Government hospital in Manila, Philippines

The Tondo Medical Center, also known as Tondo Med, is a 300-bed capacity tertiary public medical center established in 1971, under the supervision and control of the Department of Health (DOH). It is located on North Bay Boulevard, Tondo, Manila, Philippines. Tondo Med has eight hospital departments, all of which are currently accredited with their respective specialty societies except for EENT and Radiology which are still in the process of accreditation with the DOH.

==History==
In January 1971, the hospital started as the Tondo Annex of the Jose R. Reyes Memorial Hospital.
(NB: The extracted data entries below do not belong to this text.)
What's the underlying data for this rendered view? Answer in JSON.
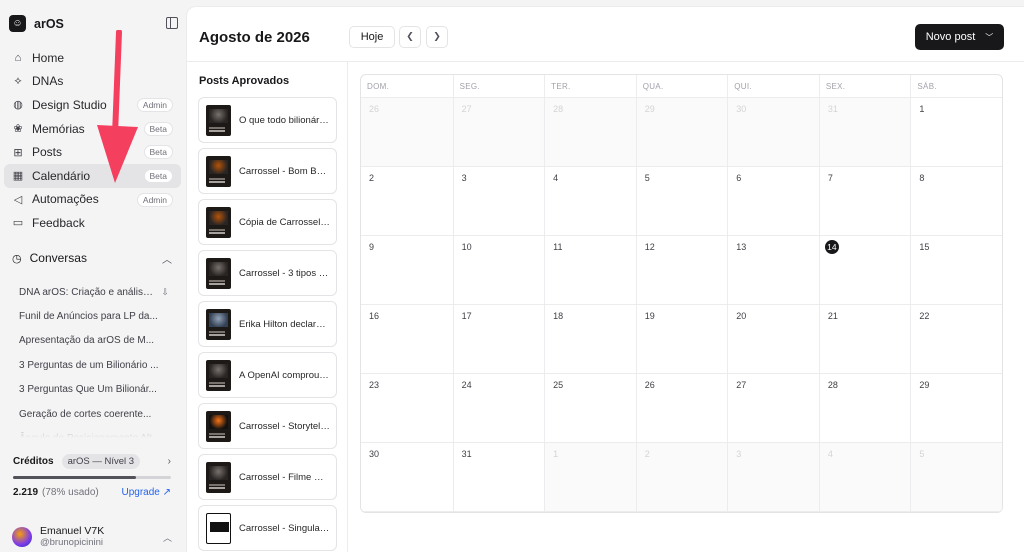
{
  "app": {
    "name": "arOS"
  },
  "sidebar": {
    "items": [
      {
        "label": "Home",
        "icon": "home-icon",
        "badge": ""
      },
      {
        "label": "DNAs",
        "icon": "dna-icon",
        "badge": ""
      },
      {
        "label": "Design Studio",
        "icon": "palette-icon",
        "badge": "Admin"
      },
      {
        "label": "Memórias",
        "icon": "brain-icon",
        "badge": "Beta"
      },
      {
        "label": "Posts",
        "icon": "grid-icon",
        "badge": "Beta"
      },
      {
        "label": "Calendário",
        "icon": "calendar-icon",
        "badge": "Beta",
        "active": true
      },
      {
        "label": "Automações",
        "icon": "megaphone-icon",
        "badge": "Admin"
      },
      {
        "label": "Feedback",
        "icon": "message-icon",
        "badge": ""
      }
    ],
    "conversations_label": "Conversas",
    "conversations": [
      "DNA arOS: Criação e análise ...",
      "Funil de Anúncios para LP da...",
      "Apresentação da arOS de M...",
      "3 Perguntas de um Bilionário ...",
      "3 Perguntas Que Um Bilionár...",
      "Geração de cortes coerente...",
      "Ângulo de Posicionamento Alt..."
    ],
    "credits": {
      "label": "Créditos",
      "plan": "arOS — Nível 3",
      "amount": "2.219",
      "used": "(78% usado)",
      "used_fraction": 0.78,
      "upgrade": "Upgrade ↗"
    },
    "user": {
      "name": "Emanuel V7K",
      "handle": "@brunopicinini"
    }
  },
  "header": {
    "month_title": "Agosto de 2026",
    "today_label": "Hoje",
    "new_post_label": "Novo post"
  },
  "approved": {
    "title": "Posts Aprovados",
    "posts": [
      "O que todo bilionário ...",
      "Carrossel - Bom Boni...",
      "Cópia de Carrossel - ...",
      "Carrossel - 3 tipos de...",
      "Erika Hilton declarou ...",
      "A OpenAI comprou a ...",
      "Carrossel - Storytellin...",
      "Carrossel - Filme Ho...",
      "Carrossel - Singulari..."
    ]
  },
  "calendar": {
    "weekdays": [
      "DOM.",
      "SEG.",
      "TER.",
      "QUA.",
      "QUI.",
      "SEX.",
      "SÁB."
    ],
    "today": "14",
    "days": [
      {
        "d": "26",
        "out": true
      },
      {
        "d": "27",
        "out": true
      },
      {
        "d": "28",
        "out": true
      },
      {
        "d": "29",
        "out": true
      },
      {
        "d": "30",
        "out": true
      },
      {
        "d": "31",
        "out": true
      },
      {
        "d": "1"
      },
      {
        "d": "2"
      },
      {
        "d": "3"
      },
      {
        "d": "4"
      },
      {
        "d": "5"
      },
      {
        "d": "6"
      },
      {
        "d": "7"
      },
      {
        "d": "8"
      },
      {
        "d": "9"
      },
      {
        "d": "10"
      },
      {
        "d": "11"
      },
      {
        "d": "12"
      },
      {
        "d": "13"
      },
      {
        "d": "14"
      },
      {
        "d": "15"
      },
      {
        "d": "16"
      },
      {
        "d": "17"
      },
      {
        "d": "18"
      },
      {
        "d": "19"
      },
      {
        "d": "20"
      },
      {
        "d": "21"
      },
      {
        "d": "22"
      },
      {
        "d": "23"
      },
      {
        "d": "24"
      },
      {
        "d": "25"
      },
      {
        "d": "26"
      },
      {
        "d": "27"
      },
      {
        "d": "28"
      },
      {
        "d": "29"
      },
      {
        "d": "30"
      },
      {
        "d": "31"
      },
      {
        "d": "1",
        "out": true
      },
      {
        "d": "2",
        "out": true
      },
      {
        "d": "3",
        "out": true
      },
      {
        "d": "4",
        "out": true
      },
      {
        "d": "5",
        "out": true
      }
    ]
  },
  "colors": {
    "primary": "#18181b",
    "annotation_arrow": "#f43f5e",
    "link": "#2563eb"
  }
}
By virtue of Republic Act 6375 on July 16, 1971, the ownership and possession of a lot, building, and other physical plants, equipment, tools, implements, records, funds, appropriations and personnel were transferred to the Hospital Board in the name of the Tondo General Hospital and Medical Center.

It was established and operated in and for the District of Tondo, City of Manila as a non-profit public institution and its purpose being primarily to give free in-patient and out-patient medical care to as many residents of the District of Tondo. Under this Act, the hospital shall have a bed capacity of not less than one hundred (100). Ninety percent of which shall be devoted exclusively to charity patients.

On January 30, 1987, Executive Order No. 119 was passed reorganizing the Ministry of Health and its attached agencies. Tondo General Hospital and Medical Center created as a government corporation under Republic Act 6375 was dissolved and all its assets, liabilities, properties and personnel were transferred to Tondo Medical Center under the Department of Health.

The Hospital is Philhealth accredited with all major departments accredited by their medical societies. The hospital is also a key player of DOH programs and continuous to be an effective partner with local government units in providing health care.

With the enactment of Republic Act 11331 on April 17, 2019, Tondo Med's bed capacity was increased to 300, its professional health care services and facilities were upgraded, and its medical personnel were increased.